Changes in the number of chromosomes:
- It involves the loss, or gain, of a complete set of chromosomes.
- The term euploidy (Gr., Eu = even or true; ploidy = unity) designates genomes that contain chromosomes that are multiples of some basic number (x).
- Euploids are those organisms that contain a balanced set or sets of chromosomes in any number.
- The number of chromosomes in a basic set is called the monoploid number, x.
- Euploid types whose number of seats is greater than two are called polyploids.
- Therefore, 1x is monoploid, 2x is diploid; and the polyploid types are 3x (triploid), 4x (tetraploid), 5x (pentaploid), 6x (hexaploid), and so on.
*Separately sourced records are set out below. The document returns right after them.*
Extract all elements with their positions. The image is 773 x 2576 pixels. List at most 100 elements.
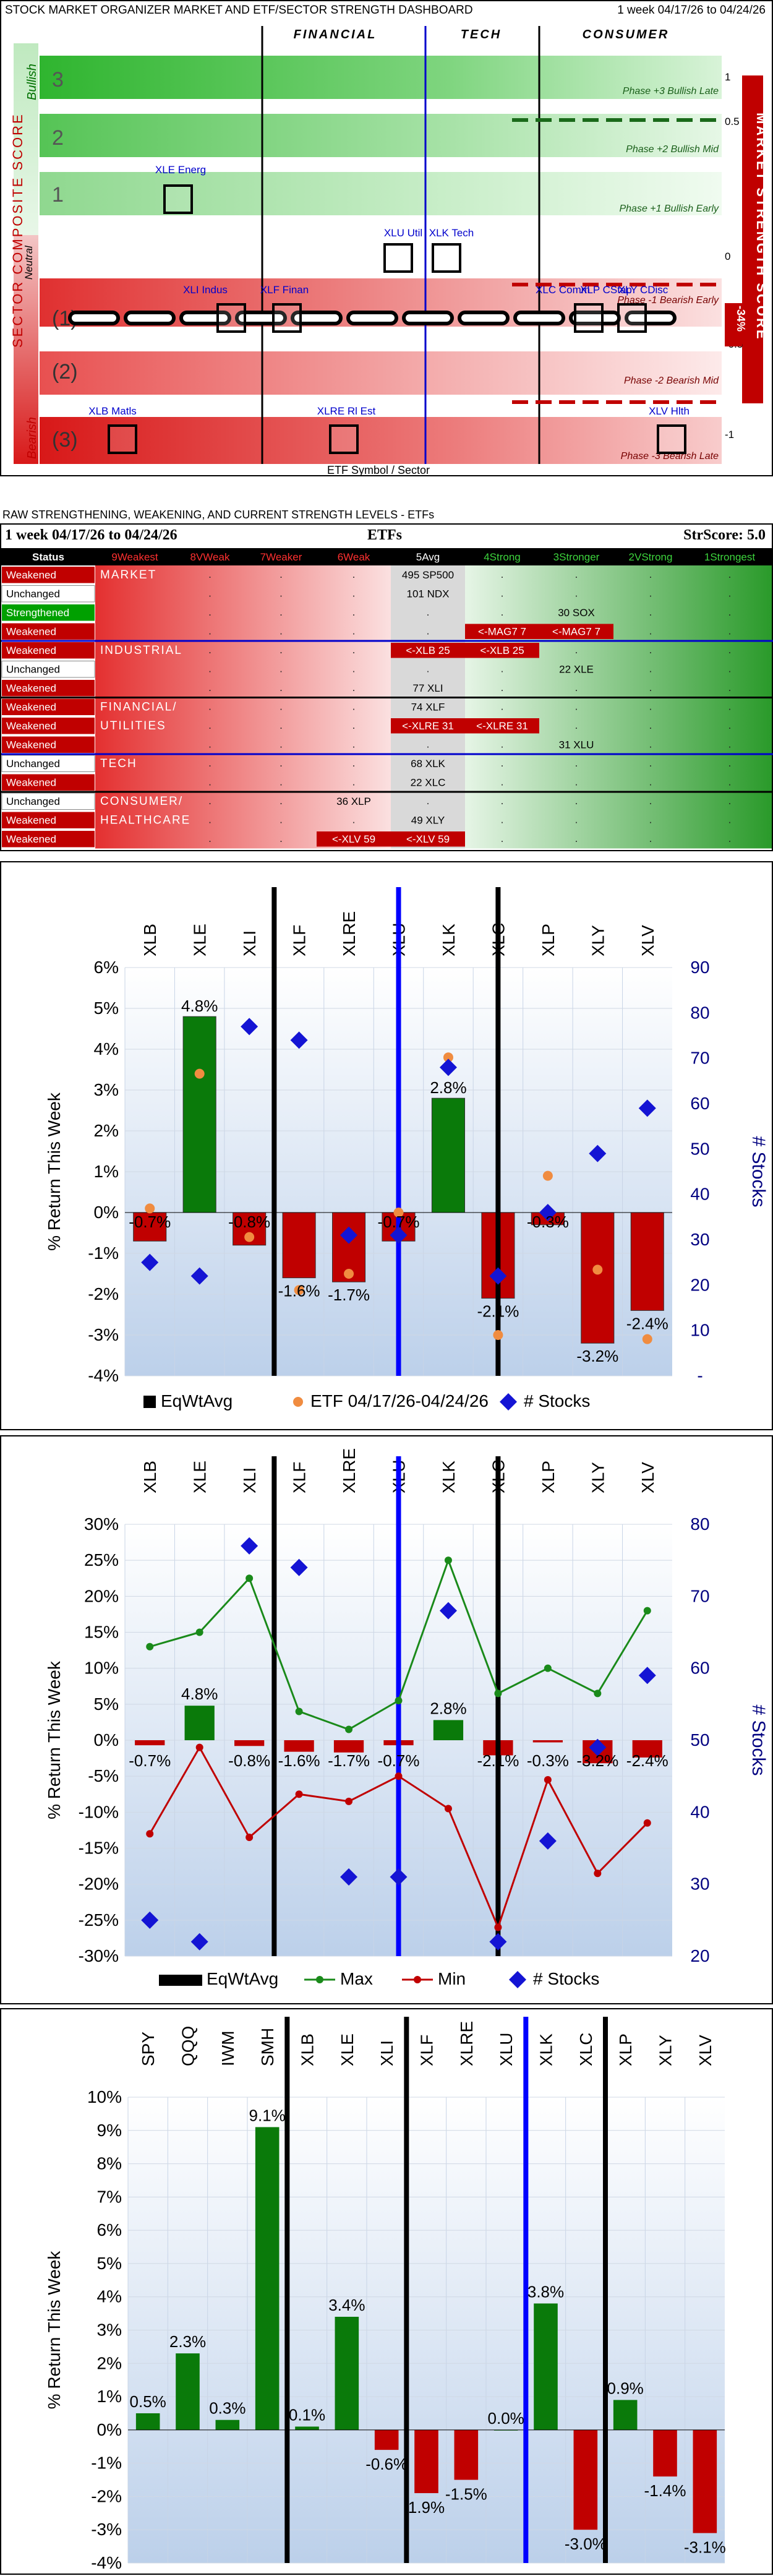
table-period: 1 week 04/17/26 to 04/24/26: [5, 527, 177, 543]
dot-5-2: .: [280, 644, 283, 656]
dot-11-2: .: [280, 757, 283, 769]
legend-swatch-stocks: [500, 1393, 517, 1410]
dot-3-5: .: [501, 606, 504, 618]
y-tick: -10%: [79, 1802, 119, 1821]
stocks-diamond: [439, 1602, 457, 1620]
y-tick: 7%: [97, 2187, 122, 2206]
dot-4-2: .: [280, 625, 283, 637]
row-label-5: (2): [52, 360, 78, 384]
etf-dot: [542, 1170, 553, 1181]
dot-11-3: .: [352, 757, 356, 769]
eqwt-bar: [284, 1740, 314, 1752]
cell-13-0: 36 XLP: [336, 796, 371, 807]
max-point: [594, 1689, 602, 1698]
right-tick-5: -1: [725, 429, 734, 440]
dot-3-7: .: [649, 606, 652, 618]
y2-tick: -: [697, 1366, 703, 1385]
right-score-bar: [742, 75, 763, 403]
data-label: 2.8%: [430, 1078, 466, 1097]
dot-6-2: .: [280, 663, 283, 675]
right-tick-3: 0: [725, 251, 730, 262]
etf-label-11: XLV Hlth: [649, 405, 690, 417]
data-label: -1.6%: [278, 1282, 320, 1300]
data-label: -0.8%: [228, 1213, 270, 1231]
stocks-diamond: [489, 1933, 507, 1951]
y-axis-title: % Return This Week: [45, 2251, 64, 2410]
y2-axis-title: # Stocks: [748, 1136, 769, 1207]
category-label: XLI: [377, 2040, 396, 2066]
dot-9-1: .: [208, 719, 211, 731]
y2-tick: 30: [690, 1230, 709, 1249]
phase-label-2: Phase +2 Bullish Mid: [626, 144, 719, 155]
right-tick-2: 0.5: [725, 116, 740, 127]
data-label: 2.8%: [430, 1699, 466, 1717]
dot-10-3: .: [352, 739, 356, 750]
column-header-1: FINANCIAL: [294, 28, 377, 41]
legend-stocks: # Stocks: [533, 1969, 599, 1988]
dot-12-5: .: [501, 776, 504, 788]
data-label: -3.2%: [576, 1347, 618, 1365]
etf-bar: [215, 2419, 240, 2430]
sector-dashboard: STOCK MARKET ORGANIZER MARKET AND ETF/SE…: [0, 0, 773, 476]
status-cell-14: [2, 812, 95, 828]
section-label-3-1: UTILITIES: [100, 719, 166, 732]
data-label: -0.8%: [228, 1751, 270, 1770]
dot-11-6: .: [575, 757, 578, 769]
category-label: XLY: [588, 925, 607, 956]
category-label: XLF: [290, 1462, 309, 1493]
etf-bar: [493, 2429, 518, 2431]
left-bullish-bar: [14, 43, 38, 235]
data-label: 9.1%: [249, 2106, 286, 2124]
etf-dot: [294, 1285, 304, 1295]
eqwt-bar: [581, 1212, 615, 1344]
y-tick: -1%: [88, 1243, 119, 1263]
y2-tick: 70: [690, 1586, 709, 1605]
y2-tick: 40: [690, 1802, 709, 1821]
data-label: -2.1%: [477, 1751, 519, 1770]
dot-13-4: .: [427, 795, 430, 807]
stocks-diamond: [340, 1226, 358, 1244]
dot-6-5: .: [501, 663, 504, 675]
dot-8-1: .: [208, 701, 211, 713]
dot-13-2: .: [280, 795, 283, 807]
etf-label-6: XLC Comm: [536, 284, 590, 296]
etf-dot: [244, 1232, 255, 1242]
dot-2-5: .: [501, 588, 504, 599]
stocks-diamond: [539, 1204, 557, 1221]
category-label: XLY: [656, 2035, 675, 2066]
cell-5-0: <-XLB 25: [406, 645, 450, 656]
level-header-6: 4Strong: [484, 551, 521, 563]
y2-tick: 50: [690, 1730, 709, 1750]
etf-bar: [374, 2429, 399, 2450]
y-tick: -2%: [91, 2486, 122, 2505]
dot-13-7: .: [649, 795, 652, 807]
section-label-5-0: CONSUMER/: [100, 795, 183, 808]
etf-marker-4: [216, 303, 246, 333]
dashboard-x-label: ETF Symbol / Sector: [327, 464, 430, 476]
section-label-2-0: INDUSTRIAL: [100, 644, 182, 657]
category-label: XLP: [539, 1461, 558, 1493]
y2-tick: 70: [690, 1049, 709, 1068]
data-label: -3.0%: [565, 2535, 607, 2553]
cell-4-0: <-MAG7 7: [478, 626, 526, 638]
data-label: 0.1%: [289, 2405, 325, 2424]
cell-bg-5-0: [391, 643, 465, 658]
table-etfs-label: ETFs: [367, 527, 403, 543]
data-label: -0.3%: [527, 1213, 569, 1231]
y-tick: 30%: [84, 1514, 119, 1534]
dot-12-3: .: [352, 776, 356, 788]
max-point: [444, 1556, 452, 1565]
category-label: XLC: [576, 2033, 596, 2066]
dot-1-2: .: [280, 569, 283, 580]
cell-8-0: 74 XLF: [411, 702, 445, 713]
dot-10-4: .: [427, 739, 430, 750]
etf-marker-9: [329, 424, 359, 454]
chart-weekly-return-panel: -4% -3% -2% -1% 0% 1% 2% 3% 4% 5% 6% 10 20 30 40 50 60 70…: [0, 861, 773, 1430]
data-label: -1.5%: [445, 2485, 487, 2504]
etf-return-chart: -4% -3% -2% -1% 0% 1% 2% 3% 4% 5% 6% 7% 8% 9% 10% SPY QQ…: [45, 2017, 726, 2572]
dot-8-5: .: [501, 701, 504, 713]
legend-etf: ETF 04/17/26-04/24/26: [310, 1391, 489, 1410]
category-label: XLV: [638, 1462, 657, 1493]
y2-tick: 20: [690, 1275, 709, 1294]
dot-8-8: .: [728, 701, 732, 713]
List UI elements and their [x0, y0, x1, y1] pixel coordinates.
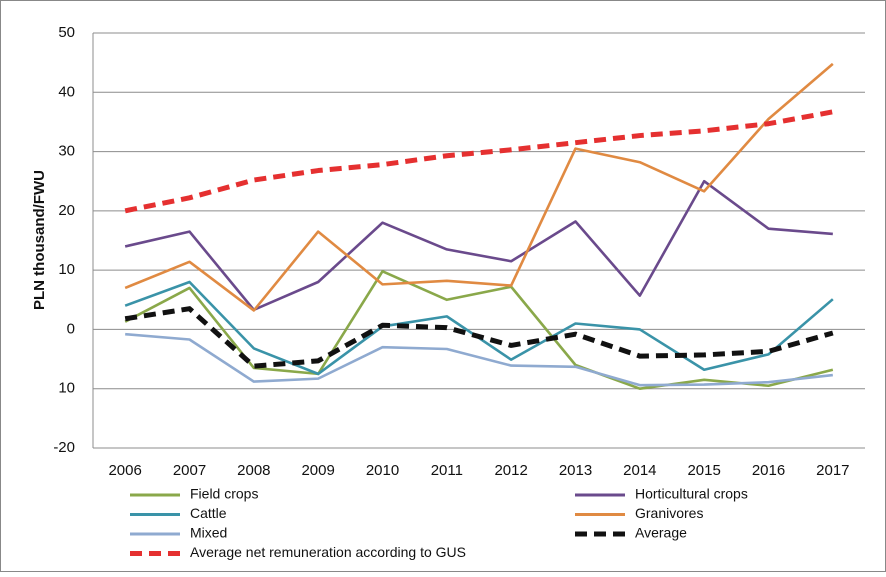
- legend-label: Granivores: [635, 505, 703, 521]
- y-tick-label: 0: [67, 320, 75, 337]
- series-line: [124, 62, 834, 312]
- series-line: [124, 179, 833, 312]
- y-tick-label: 20: [58, 202, 75, 219]
- legend-label: Cattle: [190, 505, 227, 521]
- series-line: [125, 332, 833, 387]
- legend-label: Average: [635, 525, 687, 541]
- x-tick-label: 2006: [108, 462, 141, 479]
- x-tick-label: 2017: [816, 462, 849, 479]
- y-axis-label: PLN thousand/FWU: [31, 170, 48, 310]
- x-tick-label: 2007: [173, 462, 206, 479]
- legend-label: Mixed: [190, 525, 227, 541]
- legend-label: Horticultural crops: [635, 486, 748, 502]
- y-tick-label: 30: [58, 143, 75, 160]
- y-tick-label: 50: [58, 24, 75, 41]
- x-tick-label: 2008: [237, 462, 270, 479]
- x-tick-label: 2012: [494, 462, 527, 479]
- x-tick-label: 2014: [623, 462, 656, 479]
- x-tick-label: 2009: [301, 462, 334, 479]
- series-line: [124, 109, 834, 214]
- x-tick-label: 2015: [687, 462, 720, 479]
- y-tick-label: 10: [58, 261, 75, 278]
- y-tick-label: 10: [58, 380, 75, 397]
- x-tick-label: 2013: [559, 462, 592, 479]
- x-tick-label: 2016: [752, 462, 785, 479]
- x-tick-label: 2011: [431, 462, 463, 479]
- y-tick-label: -20: [53, 439, 75, 456]
- series-line: [124, 306, 834, 369]
- legend-label: Average net remuneration according to GU…: [190, 544, 466, 560]
- legend-label: Field crops: [190, 486, 258, 502]
- x-tick-label: 2010: [366, 462, 399, 479]
- y-tick-label: 40: [58, 83, 75, 100]
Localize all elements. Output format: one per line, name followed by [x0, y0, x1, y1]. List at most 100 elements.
- The euploidy mutation refers to the state of having a number of chromosomes that are an exact multiple of a basic chromosome set. This means that the number of sets of chromosomes increases in euploidy.
Addition of one or more sets of chromosomes.
They may be further:
(a) Autopolyploidy. Autopolyploidy implies polyploidy, in which the same basic set of chromosomes multiplies.
(b) Alopolyploidy. The results of polyploidy are due to the doubling of the number of chromosomes in an F1 hybrid that is derived from two clearly different species. The resulting species is called an allopolyploid.
- It involves the loss or gain of a part of the set of chromosomes.
- This refers to a condition in which one or a few chromosomes are added or removed from the normal number of chromosomes. Therefore, the number of chromosomes in aneuploidy may be greater or less than the number of chromosomes in the wild type.
- Various types of aneuploidy can be identified as nullisomy, monosomy, and trisomy.
- Nullisomy (2n-2) is the loss of both chromosomes of the homologous pair. These conditions can be lethal in most organisms.
- Monosomy (2n-1) is the loss of a single chromosome of the homologous pair.
- Trisomy is the gain of an extra chromosome (2n + 1). Klinefelter syndrome (44 + XXY / XYY) and Down syndrome are examples of trisomy.